Anyone who heard the testimony a few days ago of the mum whose young daughter’s hand slipped out of hers in the raging sea as they tried to reach the sanctuary of Bangladesh on a boat that was barely seaworthy, or who heard the young son who carried his skeletal, disabled mum, barely alive, talk about how he watched the soldiers burn his village—he is unsure where the rest of his family have ended up—or who heard about the three children and their mum who were trampled to death by wild elephants as they slept, having been forced to build their temporary shelter on elephant walkways owing to the unprecedented numbers of refugees huddled in the forested hills of Balukhali, cannot fail to be heartbroken.
These are people—people like all of us in this Chamber. They are women and children, exhausted, injured and traumatised after walking for days. More than half of all new arrivals are children, and one in 10 is a breastfeeding mother. They are human beings who deserve to live in peace. We cannot stand by; we must call it out. The scale of suffering is unimaginable. Over half a million people are in urgent need of humanitarian assistance. They are destitute, scared and hungry. But the Myanmar Government refuse to accept what the world knows to be true: we are witnessing ethnic cleansing. Farah Kabir from ActionAid has said:
“'In nearly 15 years of working on humanitarian disasters I’ve never seen a crisis on this scale.
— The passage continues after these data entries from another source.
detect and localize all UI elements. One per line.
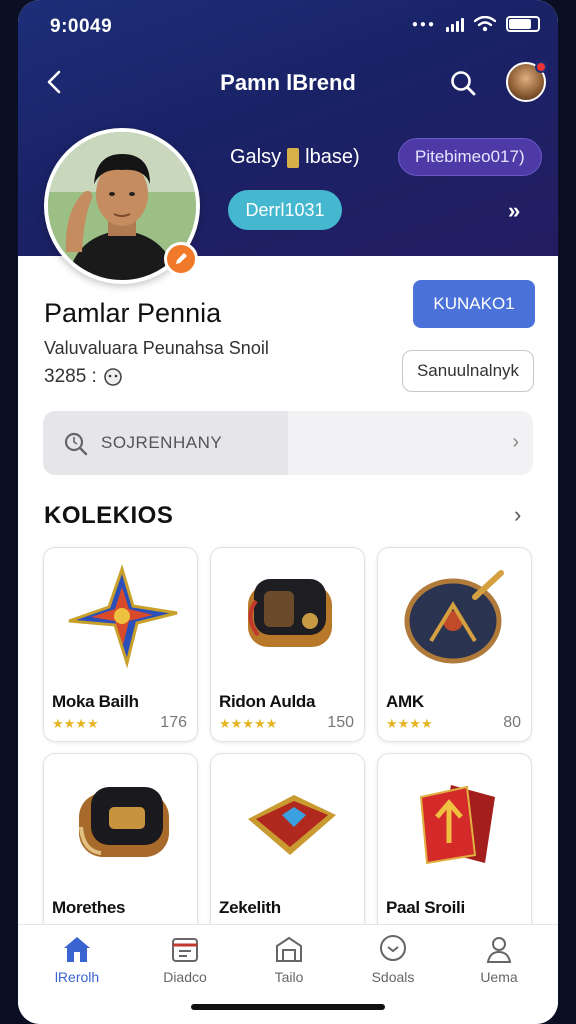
status-badge[interactable]: Pitebimeo017)	[398, 138, 542, 176]
status-time: 9:0049	[50, 16, 113, 37]
shop-icon	[276, 936, 302, 962]
collection-card[interactable]: Paal Sroili	[377, 753, 532, 948]
wifi-icon	[474, 16, 496, 32]
signal-icon	[446, 16, 464, 32]
card-title: Moka Bailh	[52, 692, 139, 711]
face-icon	[104, 368, 122, 386]
double-chevron-right-icon[interactable]: »	[508, 198, 520, 224]
search-placeholder: SOJRENHANY	[101, 433, 223, 452]
card-count: 80	[503, 714, 521, 731]
battery-icon	[506, 16, 540, 32]
brand-suffix: lbase)	[305, 146, 360, 168]
home-indicator[interactable]	[191, 1004, 385, 1010]
tab-shop[interactable]: Tailo	[244, 933, 334, 993]
status-icons: ●●●	[412, 16, 540, 32]
badge-art	[211, 754, 364, 889]
collection-card[interactable]: Moka Bailh ★★★★ 176	[43, 547, 198, 742]
phone-screen: 9:0049 ●●● Pamn lBrend Galsy lbase) Pite…	[18, 0, 558, 1024]
search-field[interactable]: SOJRENHANY ›	[43, 411, 533, 475]
tab-home[interactable]: lRerolh	[32, 933, 122, 993]
dots-icon: ●●●	[411, 18, 436, 30]
tab-label: Sdoals	[371, 969, 415, 985]
notification-dot	[535, 61, 547, 73]
tag-button[interactable]: Derrl1031	[228, 190, 342, 230]
collection-card[interactable]: AMK ★★★★ 80	[377, 547, 532, 742]
primary-action-button[interactable]: KUNAKO1	[413, 280, 535, 328]
status-bar: 9:0049 ●●●	[18, 12, 558, 42]
user-icon	[486, 937, 512, 963]
card-count: 150	[327, 714, 354, 731]
trophy-icon	[287, 147, 300, 168]
edit-photo-button[interactable]	[164, 242, 198, 276]
tab-label: Diadco	[163, 969, 207, 985]
chevron-right-icon: ›	[512, 431, 519, 453]
section-title: KOLEKIOS	[44, 502, 174, 529]
shield-art	[378, 548, 531, 683]
account-avatar[interactable]	[506, 61, 547, 102]
search-icon	[451, 71, 476, 96]
pencil-icon	[176, 253, 187, 264]
card-title: Ridon Aulda	[219, 692, 316, 711]
profile-subtitle: Valuvaluara Peunahsa Snoil	[44, 338, 269, 358]
tab-label: lRerolh	[54, 969, 100, 985]
brand-text: Galsy	[230, 146, 282, 168]
card-title: Morethes	[52, 898, 126, 917]
brand-row: Galsy lbase)	[230, 146, 360, 169]
collection-card[interactable]: Ridon Aulda ★★★★★ 150	[210, 547, 365, 742]
tab-calendar[interactable]: Diadco	[140, 933, 230, 993]
card-title: Zekelith	[219, 898, 281, 917]
chevron-right-icon[interactable]: ›	[514, 502, 521, 528]
star-rating: ★★★★	[386, 716, 433, 731]
bracer-art	[211, 548, 364, 683]
home-icon	[64, 937, 90, 962]
card-title: Paal Sroili	[386, 898, 465, 917]
top-nav-bar: Pamn lBrend	[18, 60, 558, 104]
star-rating: ★★★★★	[219, 716, 278, 731]
search-icon	[64, 432, 88, 456]
stat-value: 3285 :	[44, 366, 97, 387]
profile-stat: 3285 :	[44, 366, 123, 388]
tab-chat[interactable]: Sdoals	[348, 933, 438, 993]
shuriken-art	[44, 548, 197, 683]
profile-name: Pamlar Pennia	[44, 298, 222, 328]
gauntlet-art	[44, 754, 197, 889]
tab-profile[interactable]: Uema	[454, 933, 544, 993]
card-art	[378, 754, 531, 889]
tab-label: Tailo	[274, 969, 304, 985]
collection-card[interactable]: Zekelith	[210, 753, 365, 948]
card-title: AMK	[386, 692, 424, 711]
tab-label: Uema	[480, 969, 518, 985]
star-rating: ★★★★	[52, 716, 99, 731]
collection-card[interactable]: Morethes	[43, 753, 198, 948]
chat-icon	[380, 935, 406, 961]
search-button[interactable]	[446, 66, 480, 100]
calendar-icon	[172, 938, 198, 962]
secondary-action-button[interactable]: Sanuulnalnyk	[402, 350, 534, 392]
card-count: 176	[160, 714, 187, 731]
The scale of need is far outweighing the response.”
If anyone saw the recent posting on Twitter of a drone flying over the refugee camp in Bangladesh, they would have seen that the conditions for those who do manage to escape are barely fit for animals, let alone human beings.
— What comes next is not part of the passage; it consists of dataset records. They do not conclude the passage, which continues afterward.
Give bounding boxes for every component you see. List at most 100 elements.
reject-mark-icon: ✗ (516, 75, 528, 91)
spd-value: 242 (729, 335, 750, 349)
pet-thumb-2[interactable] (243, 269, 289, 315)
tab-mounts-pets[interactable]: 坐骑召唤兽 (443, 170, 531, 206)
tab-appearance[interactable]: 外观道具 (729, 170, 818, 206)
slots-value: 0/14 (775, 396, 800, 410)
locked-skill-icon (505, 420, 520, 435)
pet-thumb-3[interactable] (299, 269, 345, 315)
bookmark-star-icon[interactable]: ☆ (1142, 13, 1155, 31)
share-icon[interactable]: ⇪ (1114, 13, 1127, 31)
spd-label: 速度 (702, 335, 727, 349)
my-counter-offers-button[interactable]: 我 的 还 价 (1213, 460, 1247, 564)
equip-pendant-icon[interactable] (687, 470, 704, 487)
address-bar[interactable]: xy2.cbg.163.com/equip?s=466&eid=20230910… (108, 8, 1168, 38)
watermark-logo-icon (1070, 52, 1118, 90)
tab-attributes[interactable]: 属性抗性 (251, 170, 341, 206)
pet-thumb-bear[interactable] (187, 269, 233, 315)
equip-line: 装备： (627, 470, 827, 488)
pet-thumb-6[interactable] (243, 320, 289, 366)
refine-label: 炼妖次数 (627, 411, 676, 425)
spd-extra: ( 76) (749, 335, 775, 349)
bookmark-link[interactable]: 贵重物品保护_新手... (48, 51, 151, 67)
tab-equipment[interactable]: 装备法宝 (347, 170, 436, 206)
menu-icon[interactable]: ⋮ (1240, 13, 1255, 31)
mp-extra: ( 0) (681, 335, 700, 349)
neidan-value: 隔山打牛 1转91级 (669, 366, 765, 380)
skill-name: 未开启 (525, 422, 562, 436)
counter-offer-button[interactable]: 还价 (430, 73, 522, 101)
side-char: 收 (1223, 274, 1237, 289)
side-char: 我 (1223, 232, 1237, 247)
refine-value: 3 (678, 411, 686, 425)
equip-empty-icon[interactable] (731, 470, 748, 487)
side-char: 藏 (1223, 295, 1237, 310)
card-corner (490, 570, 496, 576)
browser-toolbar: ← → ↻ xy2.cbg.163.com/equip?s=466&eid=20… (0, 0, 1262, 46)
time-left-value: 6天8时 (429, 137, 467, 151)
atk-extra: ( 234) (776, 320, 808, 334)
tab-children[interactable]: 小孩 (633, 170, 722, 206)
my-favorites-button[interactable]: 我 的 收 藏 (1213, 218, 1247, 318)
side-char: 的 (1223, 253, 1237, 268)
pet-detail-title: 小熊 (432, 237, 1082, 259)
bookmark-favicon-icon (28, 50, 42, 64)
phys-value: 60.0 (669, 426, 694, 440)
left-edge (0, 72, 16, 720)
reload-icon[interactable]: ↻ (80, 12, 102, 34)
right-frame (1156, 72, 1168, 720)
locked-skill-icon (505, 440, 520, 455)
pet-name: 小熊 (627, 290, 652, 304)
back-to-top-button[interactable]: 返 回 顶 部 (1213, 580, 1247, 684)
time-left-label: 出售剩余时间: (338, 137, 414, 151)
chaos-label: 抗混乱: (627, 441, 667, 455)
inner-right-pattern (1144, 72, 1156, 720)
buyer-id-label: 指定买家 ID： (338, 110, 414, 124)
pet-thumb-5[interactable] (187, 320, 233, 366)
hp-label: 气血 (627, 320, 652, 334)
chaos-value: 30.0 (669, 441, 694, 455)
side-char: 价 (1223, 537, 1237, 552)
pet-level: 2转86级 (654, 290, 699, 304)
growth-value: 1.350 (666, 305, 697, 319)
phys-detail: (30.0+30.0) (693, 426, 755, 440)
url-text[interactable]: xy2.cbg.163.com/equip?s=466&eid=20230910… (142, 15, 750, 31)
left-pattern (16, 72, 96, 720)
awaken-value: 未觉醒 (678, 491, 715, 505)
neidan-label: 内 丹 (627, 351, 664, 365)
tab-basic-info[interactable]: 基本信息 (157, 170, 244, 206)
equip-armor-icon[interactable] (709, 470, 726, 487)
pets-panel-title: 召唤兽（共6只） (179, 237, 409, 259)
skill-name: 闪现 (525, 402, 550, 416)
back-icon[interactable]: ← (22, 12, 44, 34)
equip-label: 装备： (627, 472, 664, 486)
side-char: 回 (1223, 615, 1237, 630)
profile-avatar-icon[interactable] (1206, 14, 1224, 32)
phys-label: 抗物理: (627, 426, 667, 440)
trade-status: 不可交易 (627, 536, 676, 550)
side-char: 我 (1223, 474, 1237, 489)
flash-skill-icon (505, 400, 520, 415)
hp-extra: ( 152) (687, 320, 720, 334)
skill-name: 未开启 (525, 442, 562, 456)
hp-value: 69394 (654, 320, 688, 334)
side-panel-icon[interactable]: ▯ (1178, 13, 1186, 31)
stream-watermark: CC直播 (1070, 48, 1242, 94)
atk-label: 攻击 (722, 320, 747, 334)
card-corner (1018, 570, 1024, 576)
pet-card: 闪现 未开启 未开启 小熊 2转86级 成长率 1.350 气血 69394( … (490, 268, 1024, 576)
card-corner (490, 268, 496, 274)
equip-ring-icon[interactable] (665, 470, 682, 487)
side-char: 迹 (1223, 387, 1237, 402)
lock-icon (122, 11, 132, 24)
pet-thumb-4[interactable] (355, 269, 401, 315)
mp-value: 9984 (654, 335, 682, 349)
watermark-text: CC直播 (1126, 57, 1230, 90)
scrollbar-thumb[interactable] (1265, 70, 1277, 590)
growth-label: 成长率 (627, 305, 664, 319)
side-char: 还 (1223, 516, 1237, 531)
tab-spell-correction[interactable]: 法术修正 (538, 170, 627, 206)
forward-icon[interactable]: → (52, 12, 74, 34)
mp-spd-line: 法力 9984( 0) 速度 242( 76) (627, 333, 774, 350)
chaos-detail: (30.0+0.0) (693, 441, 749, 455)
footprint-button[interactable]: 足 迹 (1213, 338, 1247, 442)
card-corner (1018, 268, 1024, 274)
Yet it seems as though the world is holding the coat of the oppressor, standing by, wincing when it is all too much, but doing nothing to protect the victims. We need political will. We need to pressure the EU to support a UN-mandated global arms embargo. Yesterday, EU representatives met to discuss the crisis and issued a joint statement suspending invitations to military leaders, reviewing defence co-operation with Myanmar in the light of the disproportionate use of force against the Rohingya minority—
I will keep going. The EU had also placed an embargo on weapons and equipment. That is all good, but it is not enough. We need to ban new investment in and business relationships with military-owned companies and members of the military and their families. We need to reinstate the annual General Assembly resolution on human rights in Myanmar. The international community, including the European Union, has failed the Rohingya, and hundreds of thousands of people, many of them children, have paid the price. To do nothing is unacceptable. To speak without taking action is unacceptable. It is time to have courage to do the right thing. The Rohingya are counting on us because we are all they have got.